#LINKSDERWOCHE | 41/2023: Produktivität und Agile

Produktivität

Erwartungsmanagement | Raus aus der „Blockade“

Die eigenen „Erwartungen“ an eine Situation können ganz schön „nerven“. Ich selbst bin in meinem Leben schon einige Male auf die Bilder in meinem Kopf hereingefallen, und wenn es mir gelungen ist, sie beiseite zu schieben, haben sich oft Türen geöffnet, mit denen ich wirklich nicht gerechnet habe. Insofern hat mir die Hansei-Geschichte mit Aha-Effekten von Maria Kühn ganz gut gefallen. Natürlich klappt das nicht immer. Aber es ist auf jeden Fall einen Versuch wert. Manchmal sind unsere Erfahrungen aus der Vergangenheit einfach nur Ballast, der uns mehr bremst als weiterhilft:

https://leanbase.de/publishing/post/4q6h7-hansei-geschichte-mit-aha-erlebnis-verabschi

Performance-Wahn | Weshalb das Hinterherjagen nach mehr und noch mehr nicht das Ziel sein kann

Was manche alles tracken, messen und sich dafür auf die Schulter klopfen – unfassbar.
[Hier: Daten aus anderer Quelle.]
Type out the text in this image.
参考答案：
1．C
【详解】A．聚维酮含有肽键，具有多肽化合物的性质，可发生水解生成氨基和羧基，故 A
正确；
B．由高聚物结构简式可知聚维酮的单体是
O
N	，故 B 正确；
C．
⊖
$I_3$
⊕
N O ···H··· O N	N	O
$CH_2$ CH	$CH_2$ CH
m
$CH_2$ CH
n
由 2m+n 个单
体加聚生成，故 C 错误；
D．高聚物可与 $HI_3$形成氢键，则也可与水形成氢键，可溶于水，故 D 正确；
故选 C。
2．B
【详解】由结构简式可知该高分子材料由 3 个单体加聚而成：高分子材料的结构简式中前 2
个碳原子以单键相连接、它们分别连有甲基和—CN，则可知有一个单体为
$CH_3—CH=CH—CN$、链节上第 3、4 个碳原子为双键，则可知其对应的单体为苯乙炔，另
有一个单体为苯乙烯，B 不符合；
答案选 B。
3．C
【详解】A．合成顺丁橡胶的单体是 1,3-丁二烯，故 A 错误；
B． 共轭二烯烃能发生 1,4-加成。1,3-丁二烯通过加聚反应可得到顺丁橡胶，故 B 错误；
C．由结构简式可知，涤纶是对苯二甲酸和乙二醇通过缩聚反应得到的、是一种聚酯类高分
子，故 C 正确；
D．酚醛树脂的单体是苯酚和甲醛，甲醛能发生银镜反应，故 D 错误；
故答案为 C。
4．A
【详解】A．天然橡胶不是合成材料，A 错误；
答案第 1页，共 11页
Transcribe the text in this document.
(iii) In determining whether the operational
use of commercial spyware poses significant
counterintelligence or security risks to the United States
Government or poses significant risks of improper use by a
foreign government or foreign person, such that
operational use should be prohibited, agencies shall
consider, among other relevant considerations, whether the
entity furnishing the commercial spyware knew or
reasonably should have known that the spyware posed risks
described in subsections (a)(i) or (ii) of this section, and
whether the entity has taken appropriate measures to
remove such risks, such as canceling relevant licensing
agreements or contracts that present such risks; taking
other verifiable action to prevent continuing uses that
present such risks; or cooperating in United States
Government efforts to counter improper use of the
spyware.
Manchmal habe ich den Eindruck, dass es gar nicht mehr um den „Kern der Sache“ geht, sondern nur noch darum, zu zeigen, was für ein „toller Highperformer“ man ist. Sorry, das halte ich für unproduktiven Quatsch. Meine Lieblingsfrage ist das „Weshalb“ und daran messe ich für mich, ob es mir das alles wert ist. Siehe auch dieses Blog. Allein für die Klicks müsste ich hier die Hütte zu machen und die Links der Woche einstellen. Aber ich mache das alles nicht der Reichweite wegen, sondern als Selbstreflexion und freue mich als Nebenprodukt, wenn ich mit meinen Gedankenblitzen mit dem einen oder anderen in fruchtbare Diskussionen komme. Die sind zwar seltener geworden als früher, aber die Qualität zählt – nicht die Quantität. Anna Koschinski treibt ein ähnlicher Gedanke um. Ein schöner Impuls, der mir zeigt, dass Leistung nicht immer das Ziel und der Zweck ist. Und das ist gut so.
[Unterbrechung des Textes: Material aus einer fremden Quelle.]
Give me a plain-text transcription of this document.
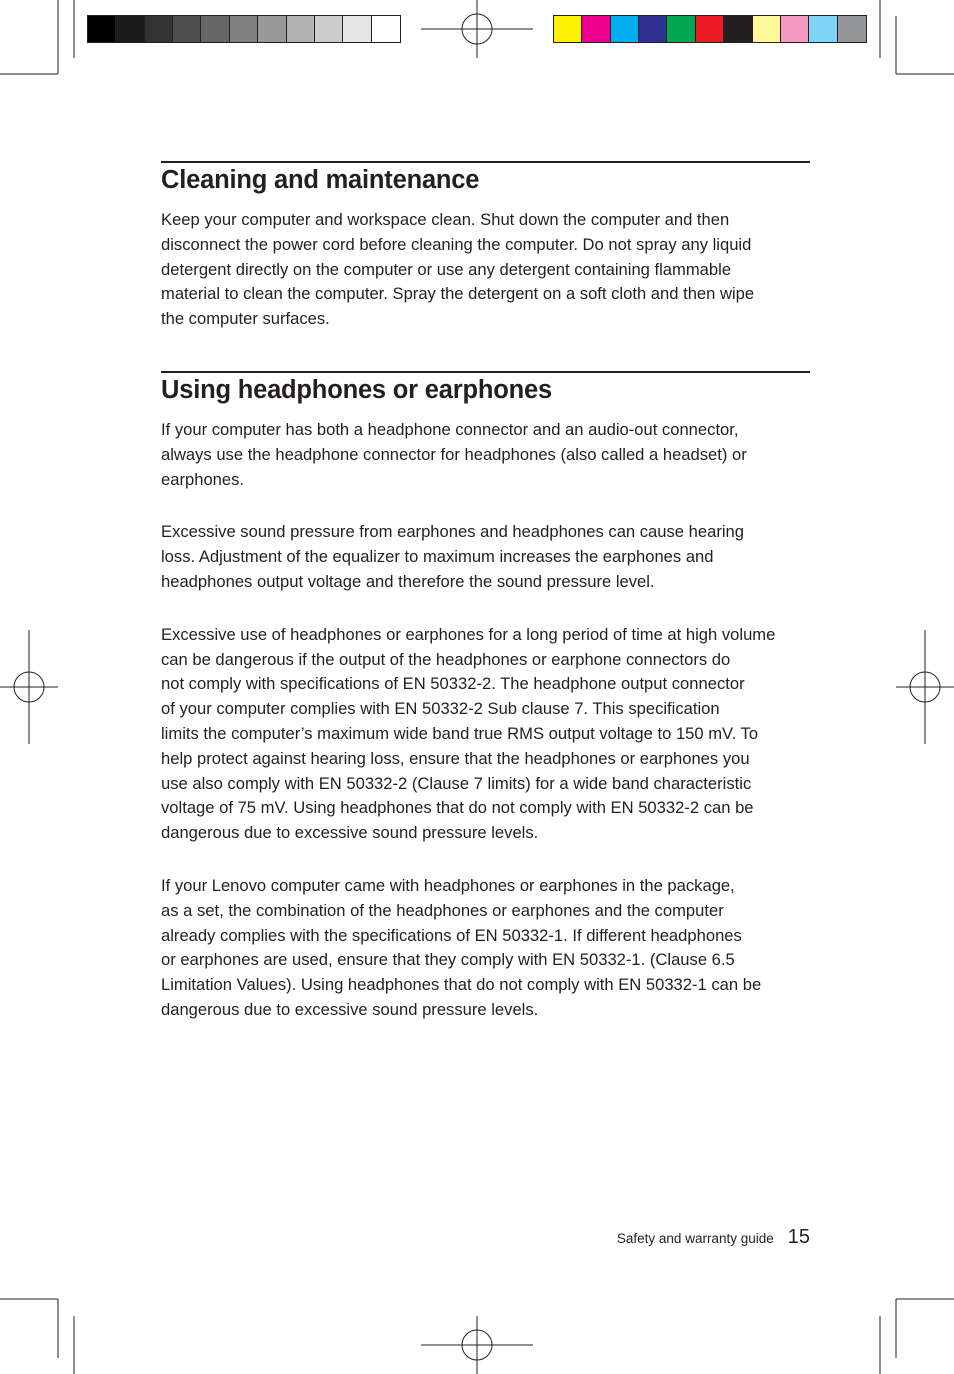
Cleaning and maintenance

Keep your computer and workspace clean. Shut down the computer and then
disconnect the power cord before cleaning the computer. Do not spray any liquid
detergent directly on the computer or use any detergent containing flammable
material to clean the computer. Spray the detergent on a soft cloth and then wipe
the computer surfaces.

Using headphones or earphones

If your computer has both a headphone connector and an audio-out connector,
always use the headphone connector for headphones (also called a headset) or
earphones.

Excessive sound pressure from earphones and headphones can cause hearing
loss. Adjustment of the equalizer to maximum increases the earphones and
headphones output voltage and therefore the sound pressure level.

Excessive use of headphones or earphones for a long period of time at high volume
can be dangerous if the output of the headphones or earphone connectors do
not comply with specifications of EN 50332-2. The headphone output connector
of your computer complies with EN 50332-2 Sub clause 7. This specification
limits the computer’s maximum wide band true RMS output voltage to 150 mV. To
help protect against hearing loss, ensure that the headphones or earphones you
use also comply with EN 50332-2 (Clause 7 limits) for a wide band characteristic
voltage of 75 mV. Using headphones that do not comply with EN 50332-2 can be
dangerous due to excessive sound pressure levels.

If your Lenovo computer came with headphones or earphones in the package,
as a set, the combination of the headphones or earphones and the computer
already complies with the specifications of EN 50332-1. If different headphones
or earphones are used, ensure that they comply with EN 50332-1. (Clause 6.5
Limitation Values). Using headphones that do not comply with EN 50332-1 can be
dangerous due to excessive sound pressure levels.

Safety and warranty guide 15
https://anna-livia.de/performance-muede/

Pausen | PrMehr Dramma, Baby!

Mehr Dramma, Baby! Genau. Achtung, das doppelte M ist kein Tippfehler. Ja, da bin ich auch drauf reingefallen. Mit DraMMa ist nicht das Theater gemeint. Sondern ein Modell zur Pausengestaltung. Gefunden habe ich es auf dem Blog Projekte leicht gemacht von Andrea Windolph. Ich finde, es passt gut in unsere schnelllebige Welt, in der wir mehr Pausen brauchen, um nicht im Hamsterrad auf der Stelle zu treten.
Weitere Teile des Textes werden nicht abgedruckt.